Superconducting circuits are among the leading platforms for quantum computing. The main building block of a superconducting circuit is the superconducting qubit, which is based on the Josephson tunnel junction, a non-dissipative and non-linear electrical element that enables long-coherence times and high-fidelity gate operations. With recent advances in scaling to qubit arrays and surface code architectures, significant efforts are being made to reduce errors due to unintentional cross-talk between qubits and to avoid leakage into non-computational states.
The past years have shown rapid progress towards the realization of a topological superconductor (TSC), which is a quasi one-dimensional superconductor that hosts Majorana bound states (MBSs) at its ends and which may be useful in building a robust quantum computer. (An MBS is a zero-energy quasi-particle in a superconductor. An MBS is its own anti-particle.) Potential platforms for TSCs include hybrid superconductor (SC)-semiconductor nanowire devices under magnetic fields, chains of magnetic atoms on top of a SC substrate, and vortices in SC-topological insulator heterostructures. These platforms are designed to search for unpaired MBSs.

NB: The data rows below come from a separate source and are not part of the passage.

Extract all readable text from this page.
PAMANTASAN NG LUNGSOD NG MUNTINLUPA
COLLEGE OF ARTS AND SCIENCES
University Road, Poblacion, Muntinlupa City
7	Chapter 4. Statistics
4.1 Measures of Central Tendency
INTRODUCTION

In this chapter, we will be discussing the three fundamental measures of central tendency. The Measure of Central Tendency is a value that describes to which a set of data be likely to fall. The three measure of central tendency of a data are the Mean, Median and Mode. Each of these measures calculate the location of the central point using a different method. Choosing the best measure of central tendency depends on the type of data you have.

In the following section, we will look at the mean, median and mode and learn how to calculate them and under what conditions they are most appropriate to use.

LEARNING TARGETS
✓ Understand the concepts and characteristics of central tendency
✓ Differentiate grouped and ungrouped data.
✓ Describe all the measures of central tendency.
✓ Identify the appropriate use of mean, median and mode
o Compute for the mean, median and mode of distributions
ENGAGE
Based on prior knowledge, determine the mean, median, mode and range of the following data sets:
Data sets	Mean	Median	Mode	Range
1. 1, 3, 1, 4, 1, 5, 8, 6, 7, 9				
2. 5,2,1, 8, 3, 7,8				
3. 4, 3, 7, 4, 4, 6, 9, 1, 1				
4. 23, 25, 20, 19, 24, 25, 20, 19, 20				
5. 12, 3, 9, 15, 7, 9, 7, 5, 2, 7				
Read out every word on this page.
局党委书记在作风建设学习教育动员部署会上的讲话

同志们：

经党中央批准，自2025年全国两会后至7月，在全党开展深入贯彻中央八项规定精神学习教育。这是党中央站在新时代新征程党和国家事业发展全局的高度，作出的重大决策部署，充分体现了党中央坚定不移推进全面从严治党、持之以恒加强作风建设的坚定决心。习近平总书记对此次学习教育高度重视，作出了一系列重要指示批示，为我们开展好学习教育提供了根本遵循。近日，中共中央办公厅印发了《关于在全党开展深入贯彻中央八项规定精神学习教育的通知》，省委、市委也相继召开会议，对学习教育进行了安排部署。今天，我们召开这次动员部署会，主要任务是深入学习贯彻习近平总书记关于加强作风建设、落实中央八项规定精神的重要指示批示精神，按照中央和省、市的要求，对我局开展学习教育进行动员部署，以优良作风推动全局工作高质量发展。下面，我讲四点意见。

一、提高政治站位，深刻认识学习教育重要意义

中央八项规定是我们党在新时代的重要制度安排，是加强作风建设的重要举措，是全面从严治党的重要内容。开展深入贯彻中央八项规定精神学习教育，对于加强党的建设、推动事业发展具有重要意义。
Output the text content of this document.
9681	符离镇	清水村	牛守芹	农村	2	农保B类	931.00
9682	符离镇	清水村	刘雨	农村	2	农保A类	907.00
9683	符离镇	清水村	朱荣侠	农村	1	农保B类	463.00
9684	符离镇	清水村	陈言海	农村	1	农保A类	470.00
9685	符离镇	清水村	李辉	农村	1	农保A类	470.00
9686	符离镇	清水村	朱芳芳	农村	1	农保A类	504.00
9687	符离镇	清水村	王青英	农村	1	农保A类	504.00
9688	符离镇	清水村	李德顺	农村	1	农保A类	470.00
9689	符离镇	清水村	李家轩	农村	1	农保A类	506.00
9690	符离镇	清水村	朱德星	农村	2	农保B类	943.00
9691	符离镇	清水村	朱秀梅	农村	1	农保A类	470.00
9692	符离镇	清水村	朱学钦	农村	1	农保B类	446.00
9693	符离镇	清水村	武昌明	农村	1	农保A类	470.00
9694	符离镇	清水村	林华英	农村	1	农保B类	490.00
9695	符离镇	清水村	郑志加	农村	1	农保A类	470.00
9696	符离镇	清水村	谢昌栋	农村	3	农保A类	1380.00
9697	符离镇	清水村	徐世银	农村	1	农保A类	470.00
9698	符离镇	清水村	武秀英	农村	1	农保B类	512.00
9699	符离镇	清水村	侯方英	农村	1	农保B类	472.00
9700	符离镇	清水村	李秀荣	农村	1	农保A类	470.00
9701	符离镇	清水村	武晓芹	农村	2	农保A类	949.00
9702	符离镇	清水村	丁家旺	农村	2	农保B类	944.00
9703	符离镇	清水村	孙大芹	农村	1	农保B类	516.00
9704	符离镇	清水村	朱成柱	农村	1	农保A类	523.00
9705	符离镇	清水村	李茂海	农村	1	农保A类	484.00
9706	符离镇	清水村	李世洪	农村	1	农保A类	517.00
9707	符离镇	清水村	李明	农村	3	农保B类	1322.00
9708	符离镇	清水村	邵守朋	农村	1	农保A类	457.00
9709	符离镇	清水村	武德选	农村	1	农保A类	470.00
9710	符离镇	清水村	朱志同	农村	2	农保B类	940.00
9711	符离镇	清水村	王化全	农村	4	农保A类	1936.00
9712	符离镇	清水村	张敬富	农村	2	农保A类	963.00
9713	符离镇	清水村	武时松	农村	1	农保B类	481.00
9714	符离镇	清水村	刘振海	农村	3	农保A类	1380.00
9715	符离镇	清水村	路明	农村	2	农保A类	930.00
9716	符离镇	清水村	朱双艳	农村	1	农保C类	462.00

Topological superconductivity may also exist in time-reversal-invariant (TRI) systems (systems that are not exposed to magnetic fields) and could give rise to Kramers doublets of MBSs, also called Majorana Kramers pairs (MKPs). (An MKP consists of exactly two MBSs that transform into each other through the time-reversal symmetry operation.) In particular, a one-dimensional TRI TSC wire could host spatially separated MKPs at its two ends. Despite consisting of two MBSs, an isolated MKP is a robust zero-energy degree of freedom protected by time reversal symmetry and is therefore time-reversal-invarient.